I've written a program to read a set of source files and convert them into XML files using SrcML tool. Basically the procedure as follows.
for (------------------) {
-------------------
String xmlUri = GetXmlFile(sourceFileUri); // create xml file and get its uri
DocumentBuilderFactory dbFactory = DocumentBuilderFactory.newInstance();
DocumentBuilder dBuilder = dbFactory.newDocumentBuilder();
Document doc = dBuilder.parse(xmlUri);
-------------------
}
For each source file the program creates a XML file in the same location (by overriding the previously created file) and read the XML file. For some source files this procedure works fine. But most of them it gives some SAX Parse Exceptions as follows:
- Premature end of file.
- Content is not allowed in prolog.
- The element type "argcl" must be terminated by the matching end-tag "". (this XML file doesn't even contains an element by name "argcl"

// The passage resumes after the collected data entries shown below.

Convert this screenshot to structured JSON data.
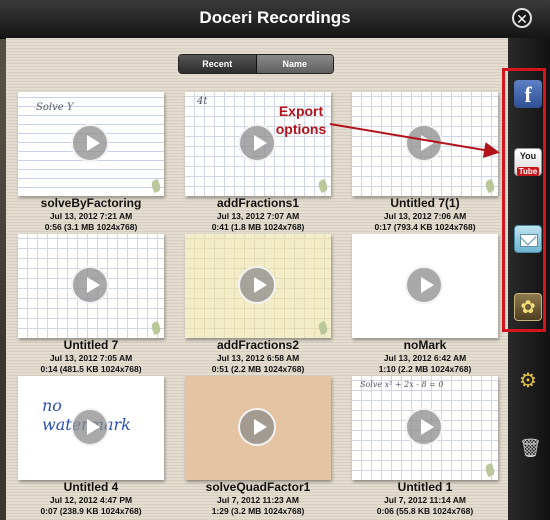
{
  "window": {
    "title": "Doceri Recordings",
    "close_glyph": "✕"
  },
  "sort": {
    "recent_label": "Recent",
    "name_label": "Name",
    "selected": "Name"
  },
  "annotation": {
    "line1": "Export",
    "line2": "options",
    "color": "#b3121b"
  },
  "sidebar": {
    "export_icons": [
      "facebook-icon",
      "youtube-icon",
      "mail-icon",
      "photo-library-icon"
    ],
    "facebook_glyph": "f",
    "youtube_you": "You",
    "youtube_tube": "Tube",
    "photo_glyph": "✿",
    "settings_glyph": "⚙",
    "trash_glyph": "🗑"
  },
  "recordings": [
    {
      "name": "solveByFactoring",
      "date": "Jul 13, 2012 7:21 AM",
      "info": "0:56 (3.1 MB 1024x768)",
      "style": "lined",
      "scribble": "Solve Y"
    },
    {
      "name": "addFractions1",
      "date": "Jul 13, 2012 7:07 AM",
      "info": "0:41 (1.8 MB 1024x768)",
      "style": "grid",
      "scribble": "4t"
    },
    {
      "name": "Untitled 7(1)",
      "date": "Jul 13, 2012 7:06 AM",
      "info": "0:17 (793.4 KB 1024x768)",
      "style": "grid",
      "scribble": ""
    },
    {
      "name": "Untitled 7",
      "date": "Jul 13, 2012 7:05 AM",
      "info": "0:14 (481.5 KB 1024x768)",
      "style": "grid",
      "scribble": ""
    },
    {
      "name": "addFractions2",
      "date": "Jul 13, 2012 6:58 AM",
      "info": "0:51 (2.2 MB 1024x768)",
      "style": "yellow",
      "scribble": ""
    },
    {
      "name": "noMark",
      "date": "Jul 13, 2012 6:42 AM",
      "info": "1:10 (2.2 MB 1024x768)",
      "style": "plain",
      "scribble": ""
    },
    {
      "name": "Untitled 4",
      "date": "Jul 12, 2012 4:47 PM",
      "info": "0:07 (238.9 KB 1024x768)",
      "style": "plain",
      "scribble": "no watermark"
    },
    {
      "name": "solveQuadFactor1",
      "date": "Jul 7, 2012 11:23 AM",
      "info": "1:29 (3.2 MB 1024x768)",
      "style": "peach",
      "scribble": ""
    },
    {
      "name": "Untitled 1",
      "date": "Jul 7, 2012 11:14 AM",
      "info": "0:06 (55.8 KB 1024x768)",
      "style": "grid",
      "scribble": "Solve x² + 2x - 8 = 0"
    }
  ]
}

- XML document structures must start and end within the same entity.
The SrcML tool creates valid XML documents. When I check the XML file for some of these exception it doesn't show anything wrong with the format. All exceptions pointed out to the same line in the code which is:
"Document doc = dBuilder.parse(xmlUri);"
I have gone through number of discussions related to this topic in stack over flow as well as in other forums. Neither provides me a clue to overcome this problem.

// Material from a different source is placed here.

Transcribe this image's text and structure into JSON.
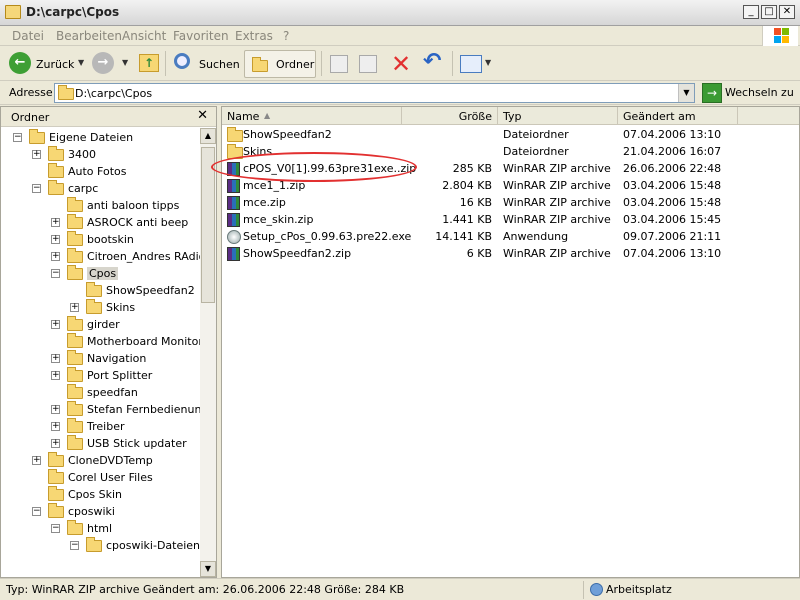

I really appreciate if someone can help me to solve this problem. Thank you.
Here's the source code written to read XML file:
private static Document GetXmlDom(String xmlFilePath)

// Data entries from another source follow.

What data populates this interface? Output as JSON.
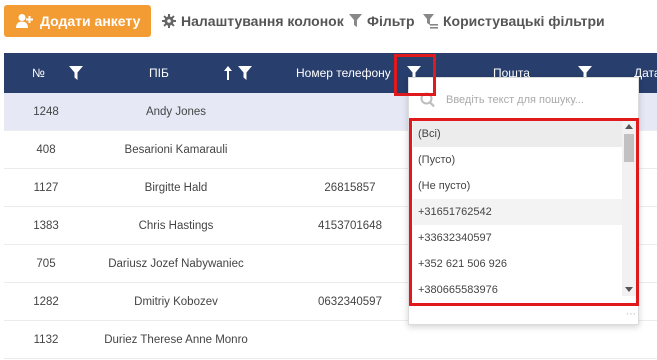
{
  "toolbar": {
    "add_label": "Додати анкету",
    "columns_label": "Налаштування колонок",
    "filter_label": "Фільтр",
    "user_filters_label": "Користувацькі фільтри"
  },
  "table": {
    "columns": {
      "num": "№",
      "name": "ПІБ",
      "phone": "Номер телефону",
      "email": "Пошта",
      "date": "Дата"
    },
    "rows": [
      {
        "num": "1248",
        "name": "Andy Jones",
        "phone": ""
      },
      {
        "num": "408",
        "name": "Besarioni Kamarauli",
        "phone": ""
      },
      {
        "num": "1127",
        "name": "Birgitte Hald",
        "phone": "26815857"
      },
      {
        "num": "1383",
        "name": "Chris Hastings",
        "phone": "4153701648"
      },
      {
        "num": "705",
        "name": "Dariusz Jozef Nabywaniec",
        "phone": ""
      },
      {
        "num": "1282",
        "name": "Dmitriy Kobozev",
        "phone": "0632340597"
      },
      {
        "num": "1132",
        "name": "Duriez Therese Anne Monro",
        "phone": ""
      }
    ]
  },
  "dropdown": {
    "search_placeholder": "Введіть текст для пошуку...",
    "options": [
      "(Всі)",
      "(Пусто)",
      "(Не пусто)",
      "+31651762542",
      "+33632340597",
      "+352 621 506 926",
      "+380665583976"
    ]
  },
  "colors": {
    "accent": "#f39c34",
    "header": "#283e6c",
    "highlight": "#e0191d",
    "selected_row": "#e6e8f5"
  }
}
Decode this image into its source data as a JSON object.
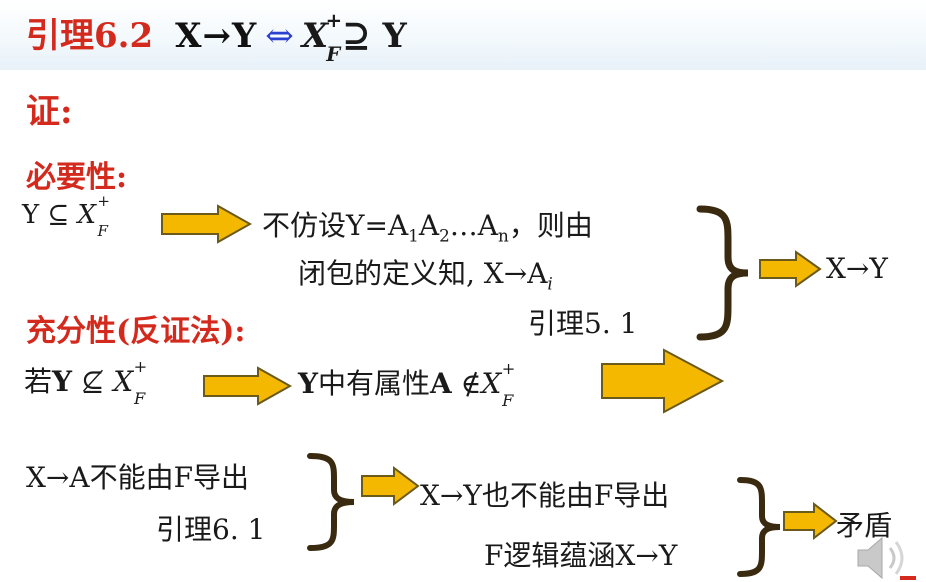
{
  "title": {
    "lemma_label": "引理6.2",
    "rel_left": "X→Y",
    "iff": "⇔",
    "closure_var": "X",
    "closure_sup": "+",
    "closure_sub": "F",
    "superset": "⊇",
    "rel_right": "Y"
  },
  "proof_label": "证:",
  "necessity": {
    "heading": "必要性:",
    "premise_left": "Y ⊆",
    "assume_line": "不仿设Y=A",
    "assume_sub1": "1",
    "assume_a2": "A",
    "assume_sub2": "2",
    "assume_dots": "…A",
    "assume_subn": "n",
    "assume_tail": "，则由",
    "closure_line": "闭包的定义知, X→A",
    "closure_sub_i": "i",
    "lemma_ref": "引理5. 1",
    "result": "X→Y"
  },
  "sufficiency": {
    "heading": "充分性(反证法):",
    "premise_if": "若",
    "premise_y": "Y",
    "premise_notsub": "⊈",
    "has_attr_y": "Y",
    "has_attr_text": "中有属性",
    "has_attr_a": "A",
    "not_in": "∉",
    "line1_left": "X→A不能由F导出",
    "line2_left": "引理6. 1",
    "middle_text": "X→Y也不能由F导出",
    "bottom_text": "F逻辑蕴涵X→Y",
    "conclusion": "矛盾"
  },
  "colors": {
    "heading_red": "#d42a1e",
    "arrow_fill": "#f5b800",
    "arrow_stroke": "#6b5a18",
    "iff_blue": "#2b3fd0",
    "brace_brown": "#3a2a10"
  },
  "icons": [
    "right-arrow-icon",
    "right-brace-icon",
    "speaker-icon"
  ]
}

throws SAXException, ParserConfigurationException, IOException {
File tempFile;
try {
DocumentBuilderFactory dbFactory = DocumentBuilderFactory.newInstance();
DocumentBuilder dBuilder = dbFactory.newDocumentBuilder();
Document doc = dBuilder.parse(xmlFilePath);
if (doc.hasChildNodes()) {
return doc;
}
}
catch (IOException e) {
e.printStackTrace();
throw e;
}
catch (SAXParseException e) {
e.printStackTrace();
throw e;
}
return null;
}
private static String GetXmlFile(String inputFile) throws IOException {
if (new File(inputFile).isFile()) {
String outFile = FileNameHandler.GetNextNumberedFileName(FileNameHandler.getXmlFlePath(), "outFile.xml");
Process process = new ProcessBuilder("srcML\\src2srcml.exe", inputFile,
"-o", outFile).start();
return outFile;
}
else {
System.out.println("\nNo XML file is created. File does not exist: " + inputFile);
}
return null;
}
public static List<Tag> SourceToXML(String inputFile)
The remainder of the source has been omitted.